RBS share price down as bank faces £1bn class legal action
Royal Bank of Scotland (LON:RBS) is set to face a class legal action over allegations it deliberately caused small businesses to fail in order to increase its own profits. The claim could potentially pass the £1 billion mark, contributing to the lender’s total bill for misconduct fines and lawsuits, which according to estimates, could reach £22 billion over the next few years.
BS’ share price dipped at the opening bell this morning, having lost 0.95 percent to 176.90p as of 08:03 BST. The stock is underperforming the benchmark FTSE 100 index which currently stands 0.07 percent down at 7,092.52 points. The bank’s shares have lost almost half of their value over the past year, and are some 40 percent down in the year-to-date.

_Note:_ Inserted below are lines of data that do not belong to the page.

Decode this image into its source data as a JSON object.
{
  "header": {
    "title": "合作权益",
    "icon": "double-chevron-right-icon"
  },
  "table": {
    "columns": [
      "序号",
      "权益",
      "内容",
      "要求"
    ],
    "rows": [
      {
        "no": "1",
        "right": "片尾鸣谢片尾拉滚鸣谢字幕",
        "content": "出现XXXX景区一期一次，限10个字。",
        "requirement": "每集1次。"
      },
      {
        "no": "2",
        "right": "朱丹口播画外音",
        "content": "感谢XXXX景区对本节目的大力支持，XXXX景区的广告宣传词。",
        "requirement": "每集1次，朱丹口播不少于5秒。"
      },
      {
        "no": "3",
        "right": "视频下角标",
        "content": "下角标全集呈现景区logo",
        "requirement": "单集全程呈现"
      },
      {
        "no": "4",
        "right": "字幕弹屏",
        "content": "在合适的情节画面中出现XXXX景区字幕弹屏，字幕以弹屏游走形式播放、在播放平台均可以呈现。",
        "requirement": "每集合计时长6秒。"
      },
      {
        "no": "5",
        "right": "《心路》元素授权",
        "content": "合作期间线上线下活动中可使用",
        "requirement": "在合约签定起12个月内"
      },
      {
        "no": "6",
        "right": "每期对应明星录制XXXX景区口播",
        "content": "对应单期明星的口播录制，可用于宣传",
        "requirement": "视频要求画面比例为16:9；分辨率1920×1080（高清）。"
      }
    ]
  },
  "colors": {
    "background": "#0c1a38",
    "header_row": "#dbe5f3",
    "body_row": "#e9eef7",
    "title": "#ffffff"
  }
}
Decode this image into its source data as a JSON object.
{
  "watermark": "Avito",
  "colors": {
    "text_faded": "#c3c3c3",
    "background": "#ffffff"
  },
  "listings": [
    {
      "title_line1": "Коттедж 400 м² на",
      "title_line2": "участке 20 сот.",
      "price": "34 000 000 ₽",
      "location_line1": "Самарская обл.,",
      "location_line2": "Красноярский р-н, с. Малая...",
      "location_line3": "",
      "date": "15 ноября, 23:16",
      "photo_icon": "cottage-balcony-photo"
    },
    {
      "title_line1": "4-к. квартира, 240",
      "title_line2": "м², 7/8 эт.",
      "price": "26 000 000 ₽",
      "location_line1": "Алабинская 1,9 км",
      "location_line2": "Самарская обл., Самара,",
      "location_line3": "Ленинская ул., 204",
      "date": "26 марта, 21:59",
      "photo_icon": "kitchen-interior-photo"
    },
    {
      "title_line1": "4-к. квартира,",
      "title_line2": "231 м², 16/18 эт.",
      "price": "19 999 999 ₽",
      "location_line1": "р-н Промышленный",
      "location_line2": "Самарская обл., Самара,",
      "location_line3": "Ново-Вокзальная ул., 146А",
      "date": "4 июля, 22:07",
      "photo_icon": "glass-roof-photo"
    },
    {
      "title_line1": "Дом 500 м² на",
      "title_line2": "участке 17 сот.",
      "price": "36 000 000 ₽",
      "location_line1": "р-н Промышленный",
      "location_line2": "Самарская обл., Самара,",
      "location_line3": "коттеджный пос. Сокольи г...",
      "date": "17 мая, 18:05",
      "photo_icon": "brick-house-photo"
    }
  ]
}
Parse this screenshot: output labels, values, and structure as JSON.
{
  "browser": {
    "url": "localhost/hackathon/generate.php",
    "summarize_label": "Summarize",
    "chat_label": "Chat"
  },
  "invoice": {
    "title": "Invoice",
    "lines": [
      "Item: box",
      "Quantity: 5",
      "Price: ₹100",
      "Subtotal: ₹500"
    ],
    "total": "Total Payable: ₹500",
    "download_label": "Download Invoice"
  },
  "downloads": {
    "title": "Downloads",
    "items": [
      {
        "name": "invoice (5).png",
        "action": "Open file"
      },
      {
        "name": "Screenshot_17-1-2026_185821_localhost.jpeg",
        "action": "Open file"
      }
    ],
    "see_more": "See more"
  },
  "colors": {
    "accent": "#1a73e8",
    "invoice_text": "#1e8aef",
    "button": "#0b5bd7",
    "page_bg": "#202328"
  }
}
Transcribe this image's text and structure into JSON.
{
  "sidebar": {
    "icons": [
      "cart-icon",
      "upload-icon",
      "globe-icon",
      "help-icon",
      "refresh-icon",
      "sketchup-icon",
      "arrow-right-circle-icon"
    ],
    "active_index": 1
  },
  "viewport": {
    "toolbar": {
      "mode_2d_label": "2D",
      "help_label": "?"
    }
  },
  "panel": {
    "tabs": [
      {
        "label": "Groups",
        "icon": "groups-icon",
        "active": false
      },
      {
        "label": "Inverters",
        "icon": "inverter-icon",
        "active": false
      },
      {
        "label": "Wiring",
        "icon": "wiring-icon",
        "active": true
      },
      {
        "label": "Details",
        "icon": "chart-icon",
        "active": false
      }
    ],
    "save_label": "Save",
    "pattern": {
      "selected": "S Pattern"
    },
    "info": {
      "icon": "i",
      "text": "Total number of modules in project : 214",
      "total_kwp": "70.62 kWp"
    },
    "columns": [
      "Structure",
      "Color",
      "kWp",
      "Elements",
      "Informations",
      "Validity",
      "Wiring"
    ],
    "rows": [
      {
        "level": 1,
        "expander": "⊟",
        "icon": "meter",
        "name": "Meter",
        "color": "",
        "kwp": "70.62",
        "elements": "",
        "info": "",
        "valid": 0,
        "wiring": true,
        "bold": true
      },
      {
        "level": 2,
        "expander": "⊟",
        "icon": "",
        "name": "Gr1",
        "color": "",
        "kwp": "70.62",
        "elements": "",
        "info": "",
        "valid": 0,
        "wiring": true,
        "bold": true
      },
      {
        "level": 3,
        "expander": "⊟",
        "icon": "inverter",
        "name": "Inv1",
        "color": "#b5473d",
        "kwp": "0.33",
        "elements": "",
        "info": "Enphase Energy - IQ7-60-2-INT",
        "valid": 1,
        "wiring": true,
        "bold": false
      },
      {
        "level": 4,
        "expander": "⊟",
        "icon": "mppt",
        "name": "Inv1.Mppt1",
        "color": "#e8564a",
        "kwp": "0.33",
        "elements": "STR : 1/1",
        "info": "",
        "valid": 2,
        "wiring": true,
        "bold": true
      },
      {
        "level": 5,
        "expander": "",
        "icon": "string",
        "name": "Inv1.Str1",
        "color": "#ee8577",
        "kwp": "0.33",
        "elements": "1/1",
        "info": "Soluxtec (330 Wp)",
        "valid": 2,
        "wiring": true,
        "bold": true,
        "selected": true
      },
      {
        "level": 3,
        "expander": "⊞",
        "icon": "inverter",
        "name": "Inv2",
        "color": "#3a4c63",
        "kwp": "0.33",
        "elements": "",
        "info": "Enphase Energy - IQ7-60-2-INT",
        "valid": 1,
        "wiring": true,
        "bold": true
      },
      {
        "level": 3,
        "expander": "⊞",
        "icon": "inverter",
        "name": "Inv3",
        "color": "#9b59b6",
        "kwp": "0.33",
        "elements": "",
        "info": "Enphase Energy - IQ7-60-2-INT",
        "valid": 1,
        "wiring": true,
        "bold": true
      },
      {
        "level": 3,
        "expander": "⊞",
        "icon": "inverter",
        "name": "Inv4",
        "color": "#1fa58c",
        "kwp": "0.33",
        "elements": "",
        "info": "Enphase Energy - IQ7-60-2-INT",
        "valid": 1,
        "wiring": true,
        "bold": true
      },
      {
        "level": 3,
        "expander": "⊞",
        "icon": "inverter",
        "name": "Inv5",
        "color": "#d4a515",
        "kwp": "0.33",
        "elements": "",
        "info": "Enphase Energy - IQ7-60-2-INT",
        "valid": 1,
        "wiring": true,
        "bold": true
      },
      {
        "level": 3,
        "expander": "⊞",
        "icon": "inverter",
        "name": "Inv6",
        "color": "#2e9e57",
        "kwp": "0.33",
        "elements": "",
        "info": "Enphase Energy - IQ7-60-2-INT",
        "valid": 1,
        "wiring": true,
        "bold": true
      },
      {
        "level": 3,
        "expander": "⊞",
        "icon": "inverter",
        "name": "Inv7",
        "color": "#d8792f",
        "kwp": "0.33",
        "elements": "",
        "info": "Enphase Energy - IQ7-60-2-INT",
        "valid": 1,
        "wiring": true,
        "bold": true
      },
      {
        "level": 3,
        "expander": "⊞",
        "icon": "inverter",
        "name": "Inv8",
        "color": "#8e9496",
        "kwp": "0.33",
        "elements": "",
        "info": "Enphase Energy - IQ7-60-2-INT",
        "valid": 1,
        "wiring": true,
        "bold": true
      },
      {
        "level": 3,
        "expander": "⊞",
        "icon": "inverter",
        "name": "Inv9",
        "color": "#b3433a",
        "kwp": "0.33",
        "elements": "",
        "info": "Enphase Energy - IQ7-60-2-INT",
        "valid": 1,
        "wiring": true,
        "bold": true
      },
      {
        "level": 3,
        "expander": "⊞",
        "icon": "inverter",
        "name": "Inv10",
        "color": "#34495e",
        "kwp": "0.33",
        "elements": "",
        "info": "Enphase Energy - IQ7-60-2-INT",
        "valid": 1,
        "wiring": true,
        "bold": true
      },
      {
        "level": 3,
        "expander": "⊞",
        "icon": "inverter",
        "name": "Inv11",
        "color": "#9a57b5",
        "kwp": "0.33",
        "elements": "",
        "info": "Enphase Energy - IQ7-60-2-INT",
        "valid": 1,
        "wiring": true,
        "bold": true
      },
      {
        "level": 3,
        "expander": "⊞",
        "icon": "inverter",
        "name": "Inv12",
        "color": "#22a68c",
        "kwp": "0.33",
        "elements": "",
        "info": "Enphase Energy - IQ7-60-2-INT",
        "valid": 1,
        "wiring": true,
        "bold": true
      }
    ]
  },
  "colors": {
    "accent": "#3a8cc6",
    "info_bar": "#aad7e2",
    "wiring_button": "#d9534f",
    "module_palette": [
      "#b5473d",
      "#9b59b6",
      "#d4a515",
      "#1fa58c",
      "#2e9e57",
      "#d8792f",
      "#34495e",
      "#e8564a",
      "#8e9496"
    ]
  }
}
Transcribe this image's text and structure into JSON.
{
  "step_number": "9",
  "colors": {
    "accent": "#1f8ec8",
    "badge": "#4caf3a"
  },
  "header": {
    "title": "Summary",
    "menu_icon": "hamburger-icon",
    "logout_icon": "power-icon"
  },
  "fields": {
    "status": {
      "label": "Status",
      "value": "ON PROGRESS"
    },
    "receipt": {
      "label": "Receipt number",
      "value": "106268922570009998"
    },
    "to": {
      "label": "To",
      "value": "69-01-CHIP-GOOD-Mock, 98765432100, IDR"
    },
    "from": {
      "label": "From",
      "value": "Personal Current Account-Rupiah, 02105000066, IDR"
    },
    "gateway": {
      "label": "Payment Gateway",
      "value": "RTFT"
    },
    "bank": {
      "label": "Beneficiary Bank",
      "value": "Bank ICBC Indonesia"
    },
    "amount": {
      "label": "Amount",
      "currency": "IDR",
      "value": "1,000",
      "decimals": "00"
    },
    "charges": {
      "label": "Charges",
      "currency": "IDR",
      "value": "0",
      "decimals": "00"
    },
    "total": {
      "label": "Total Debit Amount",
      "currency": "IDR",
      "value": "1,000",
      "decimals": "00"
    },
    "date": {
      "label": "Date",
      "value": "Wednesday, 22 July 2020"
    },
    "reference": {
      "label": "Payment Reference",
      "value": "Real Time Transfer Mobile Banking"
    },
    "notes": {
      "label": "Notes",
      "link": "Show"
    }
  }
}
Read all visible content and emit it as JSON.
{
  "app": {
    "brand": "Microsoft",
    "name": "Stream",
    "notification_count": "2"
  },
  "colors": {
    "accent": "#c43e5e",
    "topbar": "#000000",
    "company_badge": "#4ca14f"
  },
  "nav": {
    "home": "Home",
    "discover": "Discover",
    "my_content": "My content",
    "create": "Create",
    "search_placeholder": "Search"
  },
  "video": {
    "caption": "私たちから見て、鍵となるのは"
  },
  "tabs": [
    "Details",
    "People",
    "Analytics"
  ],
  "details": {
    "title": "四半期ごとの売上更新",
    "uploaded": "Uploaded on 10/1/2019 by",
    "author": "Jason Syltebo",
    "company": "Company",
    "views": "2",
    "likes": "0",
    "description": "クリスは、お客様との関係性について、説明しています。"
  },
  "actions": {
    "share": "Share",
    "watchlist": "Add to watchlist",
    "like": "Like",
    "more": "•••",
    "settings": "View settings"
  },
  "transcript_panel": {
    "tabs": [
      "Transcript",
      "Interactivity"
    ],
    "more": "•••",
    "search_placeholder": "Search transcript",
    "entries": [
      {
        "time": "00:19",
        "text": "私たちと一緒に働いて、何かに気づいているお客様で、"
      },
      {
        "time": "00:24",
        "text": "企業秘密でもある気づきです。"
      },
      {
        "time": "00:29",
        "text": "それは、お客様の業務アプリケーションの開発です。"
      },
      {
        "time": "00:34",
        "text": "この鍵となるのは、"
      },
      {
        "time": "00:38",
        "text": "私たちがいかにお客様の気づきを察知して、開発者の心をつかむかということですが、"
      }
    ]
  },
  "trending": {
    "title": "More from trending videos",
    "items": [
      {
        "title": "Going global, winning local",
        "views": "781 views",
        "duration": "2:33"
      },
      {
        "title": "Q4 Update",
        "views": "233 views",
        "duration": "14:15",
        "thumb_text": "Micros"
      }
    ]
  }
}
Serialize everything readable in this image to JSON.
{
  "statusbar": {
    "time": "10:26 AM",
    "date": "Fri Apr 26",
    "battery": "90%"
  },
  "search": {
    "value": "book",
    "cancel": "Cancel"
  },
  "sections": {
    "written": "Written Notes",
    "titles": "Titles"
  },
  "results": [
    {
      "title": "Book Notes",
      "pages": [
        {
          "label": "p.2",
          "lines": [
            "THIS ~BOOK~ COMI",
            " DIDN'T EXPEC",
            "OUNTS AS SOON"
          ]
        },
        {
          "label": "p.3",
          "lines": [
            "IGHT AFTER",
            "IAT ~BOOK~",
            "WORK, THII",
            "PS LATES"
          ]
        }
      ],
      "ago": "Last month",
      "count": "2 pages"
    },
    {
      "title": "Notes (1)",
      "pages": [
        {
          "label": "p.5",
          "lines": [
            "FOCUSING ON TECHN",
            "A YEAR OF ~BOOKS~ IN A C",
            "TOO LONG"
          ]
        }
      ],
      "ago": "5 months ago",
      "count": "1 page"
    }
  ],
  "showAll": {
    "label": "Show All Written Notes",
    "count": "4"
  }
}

RBS was dealt a blow yesterday after BuzzFeed News and BBC Newsnight reported that the lender had pushed more than 12,000 businesses into its controversial “turnaround” division — Global Restructuring Group (GRG) — in the wake of the 2008 financial crisis. Citing a leaked cache of internal documents, the news organisations said that the firms earmarked for help from RBS were hit with hefty fees and fines and saw their assets bought up on the cheap. The files also suggest that where business customers had not defaulted on their loans, bank staff could find a way to “provoke a default”. RBS admitted that it had let some small business customers down in the past but denied it had deliberately caused them to fail.
RGL Management Limited was formed in March to coordinate action against the bank’s now defunct GRG turnaround division. The organisation has now confirmed it will launch the legal action against RBS in early 2017. With roughly 140 parties signed up and with claims the averaging between £6 million to £7 million, the total claim could potentially pass the £1 billion mark.
James Hayward, chief executive of RGL, said as quoted by Herald Scotland yesterday: “Although heavy resistance from RBS is expected, there is reason for confidence. The allegations that will unfold in this litigation will be disturbing for the bank and will continue to cast a shadow over its attempts at reconciliation with its customer base.”
According to lawyers and analysts, RBS may have to pay out as much as £27 billion, roughly the market value of the bank, in misconduct fines and lawsuits over the next few years.That bill represents the upper end of estimates to settle a range of claims related to RBS’s alleged misconduct before and during the financial crisis, including mis-selling mortgage backed securities (MBS) in the United States.